Northern Rail Odyssey part 3: East and North Yorkshire
Having a rover ticket instead of the usual brace of singles at fixed times was remarkably liberating (more so than I'd expected). There was one journey where I planned a fixed itinerary because the services are infrequent and we had particular places we needed to get to, but on the final day we weren't even entirely sure where to go until we set off. It's wonderful to be able to admit after half an hour that you've run out of things to do in this town, or it's not to your taste, and march back up to the station just in time for a train to somewhere else. No putting a brave face on it, no tramping round getting colder and wetter as the clock ticks extra-slowly through the five hours to the train you're booked on. Timetables permitting, you can follow a hunch, visit one landmark you've always been curious about, or just see where the line goes. If you find yourself chugging through a post-industrial wasteland, you can always read a book (when did every station acquire a neighbouring Tesco? Seamer has a Morrisons instead, which at least serves as a landmark. Hull and Workington, and no doubt various other places I've forgotten, present industrial estates to the inbound traveller for a couple of minutes prior to the station, which is hardly an enticement to disembark).
Thanks to the sunshine we plumped for a circuitous route to the East coast. OneMonkey misses the coast, and while nowhere else is quite like the North Tyneside of his youth, sometimes any stretch of sea will suffice to reinvigorate his soul. Rather than the usual Leeds to Scarborough and change, we opted for Leeds to Hull. We almost (almost) walked out of Hull station into the city itself, but the old 'from Hell, Hull and Halifax may the Good Lord deliver us' trumped the more recent winning of the UK city of culture bid, and we settled for changing trains and heading to Beverley (sorry Hull, maybe someday. Probably in 2017).
Beverley, which neither of us had visited before, is tiny (like a compressed York) and yet has 2 branches of Caffe Nero, which I found shocking (having said that, Leeds city centre has at least 3 in a similar sized patch). It also, rather marvellously, has a WHSmith bookshop (separate from the general WHSmith further down the street) next to its Oxfam bookshop, as though the people of Beverley are insatiable book-buyers, and the usual-sized book sections of newsagents or charity shops simply can't cater for their needs.

Beverley Minster
Beverley Minster was a revelation, I can't believe we've never visited before (for a pair of unbelievers we spend a lot of our holidays visiting churches...) - light and airy, full of medieval carvings, and with the most welcoming bunch of guides (vicars? At least one was wearing a gown like an old-fashioned headmaster) who were happy to chat to us about the building and its history. Hexham Abbey (which was advertised here as another must-see destination on a church-lover's tour of Saxon Northumbria) faded from my memory instantly as I stepped outside, but Beverley Minster will stay with me for a while I think, just as Wells cathedral has for over ten years.

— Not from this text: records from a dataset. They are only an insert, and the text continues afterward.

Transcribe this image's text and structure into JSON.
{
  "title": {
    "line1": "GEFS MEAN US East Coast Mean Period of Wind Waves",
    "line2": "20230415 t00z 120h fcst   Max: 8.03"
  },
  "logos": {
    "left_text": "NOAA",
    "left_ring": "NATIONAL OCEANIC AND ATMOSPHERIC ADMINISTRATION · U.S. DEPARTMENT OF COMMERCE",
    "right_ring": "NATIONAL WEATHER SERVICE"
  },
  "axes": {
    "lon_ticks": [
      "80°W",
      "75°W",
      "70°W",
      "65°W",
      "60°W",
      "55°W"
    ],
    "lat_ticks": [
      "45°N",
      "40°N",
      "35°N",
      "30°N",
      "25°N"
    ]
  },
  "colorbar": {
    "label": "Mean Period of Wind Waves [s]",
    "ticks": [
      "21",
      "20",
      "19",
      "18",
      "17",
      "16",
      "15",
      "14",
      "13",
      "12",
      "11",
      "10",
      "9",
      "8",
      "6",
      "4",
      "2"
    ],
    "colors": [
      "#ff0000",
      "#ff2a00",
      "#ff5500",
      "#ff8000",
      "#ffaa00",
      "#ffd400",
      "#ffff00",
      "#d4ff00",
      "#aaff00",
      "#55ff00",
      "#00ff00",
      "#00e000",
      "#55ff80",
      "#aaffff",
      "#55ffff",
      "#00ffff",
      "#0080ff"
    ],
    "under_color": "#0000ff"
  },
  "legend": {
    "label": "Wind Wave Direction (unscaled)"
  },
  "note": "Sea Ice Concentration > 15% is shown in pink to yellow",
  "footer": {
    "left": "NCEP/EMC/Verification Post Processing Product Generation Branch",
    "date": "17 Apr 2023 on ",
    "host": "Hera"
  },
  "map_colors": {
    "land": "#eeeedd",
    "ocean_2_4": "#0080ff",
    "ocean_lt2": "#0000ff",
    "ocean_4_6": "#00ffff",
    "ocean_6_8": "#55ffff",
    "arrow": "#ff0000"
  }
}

Carving in Beverley Minster
From Beverley we headed north-east to Bridlington, a first for OneMonkey who wanted to visit simply because we were passing and it's on the coast. I had it filed away in hazy childhood memories as a place of donkey rides and amusement arcades, in other words just another seaside town that probably looks a bit shabby on a Monday when the kids are still at school. It did look a bit shabby, and it smelt strongly of fish and seaweed, seemingly more so than any other coastal town I've visited. The strong breeze was blowing sand along the beach in interesting patterns, and there were clusters of gulls gathered here and there, but Bridlington was largely devoid of interest.

Bridlington
Filey was a good one to end on. Stuck firmly in some halcyon past that may not have existed outside this small North Yorkshire town, Filey should be prescribed to the stressed. It probably was, in the 1930s. It was surprisingly busy (more so than Brid), but the beach is big and flat enough for no-one to be within striking distance (and no-one's dog to be a nuisance). There were fossils, rock pools, dangerous-looking cliffs, gentler sand-eddies than at Brid (and next to no gulls), and the constant roar and shush of the sea. Tired and happy at tea-time (though still a few hours from tea) we stood in the shed that purports to be Filey station, and started planning the next bout of rail-roving.